This week the question is: Can You Bounce a Ball Like an AI?

… suppose you have a unit square that’s rotating about its center at a constant (nonzero) angular speed, and there’s a moving ball inside. The ball has a constant (nonzero) linear speed, and there’s no friction or gravity. When the ball hits an edge of the square, it simply reflects as though the square is momentarily stationary during the briefest of moments they’re in contact. Also, the ball is not allowed to hit a corner of the square—it would get jammed in that corner, a situation we prefer to avoid.

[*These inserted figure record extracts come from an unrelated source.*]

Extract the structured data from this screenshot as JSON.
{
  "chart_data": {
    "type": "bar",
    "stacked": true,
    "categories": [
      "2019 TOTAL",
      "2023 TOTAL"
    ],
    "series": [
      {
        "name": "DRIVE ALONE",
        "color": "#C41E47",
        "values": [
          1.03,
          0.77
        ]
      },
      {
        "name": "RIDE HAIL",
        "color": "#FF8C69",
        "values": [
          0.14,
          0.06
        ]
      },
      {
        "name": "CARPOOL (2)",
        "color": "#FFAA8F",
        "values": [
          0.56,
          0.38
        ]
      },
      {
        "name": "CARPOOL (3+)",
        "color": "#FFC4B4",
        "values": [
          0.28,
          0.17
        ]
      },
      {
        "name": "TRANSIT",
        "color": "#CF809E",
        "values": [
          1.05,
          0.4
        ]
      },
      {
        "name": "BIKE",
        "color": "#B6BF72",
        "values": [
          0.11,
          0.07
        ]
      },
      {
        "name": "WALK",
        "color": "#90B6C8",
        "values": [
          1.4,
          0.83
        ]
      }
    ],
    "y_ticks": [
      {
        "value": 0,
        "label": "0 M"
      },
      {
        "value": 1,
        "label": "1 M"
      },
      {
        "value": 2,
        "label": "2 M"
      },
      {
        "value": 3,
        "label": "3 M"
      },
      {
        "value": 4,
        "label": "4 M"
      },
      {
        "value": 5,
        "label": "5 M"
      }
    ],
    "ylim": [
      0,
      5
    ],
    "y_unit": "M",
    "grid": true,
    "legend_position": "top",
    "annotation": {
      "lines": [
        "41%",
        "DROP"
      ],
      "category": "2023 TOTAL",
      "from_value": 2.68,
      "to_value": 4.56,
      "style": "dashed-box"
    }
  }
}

Suppose the ball travels on a periodic (i.e., repeating) path, and that it only ever makes contact with a single point on the unit square. What is the shortest distance the ball could travel in one complete loop of this path?

And for extra credit:

Again, you have a rotating unit square and bouncing ball inside.

By now, you’ve hopefully found the shortest repeating path for which the ball makes contact with a single point on the square. Let’s call this path length L₁.

The next shortest repeating path for which the ball makes contact with a single point on the square has length L₂. To be clear, L₂ > L₁.

What is the length L₂?

Highlight to reveal (possibly incorrect) solution:

Spreadsheet.

A few tests lead me to believe, the only valid solutions are loops coinciding with regular polygons within a unit circle. The point on the square will be in the middle of one of the sides.

The first polygon is simply the loop of going 2 in one direction and 2 back. L₁ = 4.

The next polygon is a triangle. Each side of this triangle is also a long side of a triangle, where the centre of the unit circle is the 3rd vertex. 2 sides have the length 1. The angle at the centre is 360°/3 = 120°. The angles at the other vertices are (180°-120°)/2 = 30°. The length of the unknown side, x, satifies x/sin(120°) = 1/sin(30°) <=> x = √3. The perimeter of the triangle is 3√3, about 5.196.

The spreadsheet continues this trend. The perimeter of the polygons grow towards 2π.

Oh wait. While a unit circle has radius 1, diameter 2, a unit square simply has width 1, right? Sigh. — All results above should be divided by 2.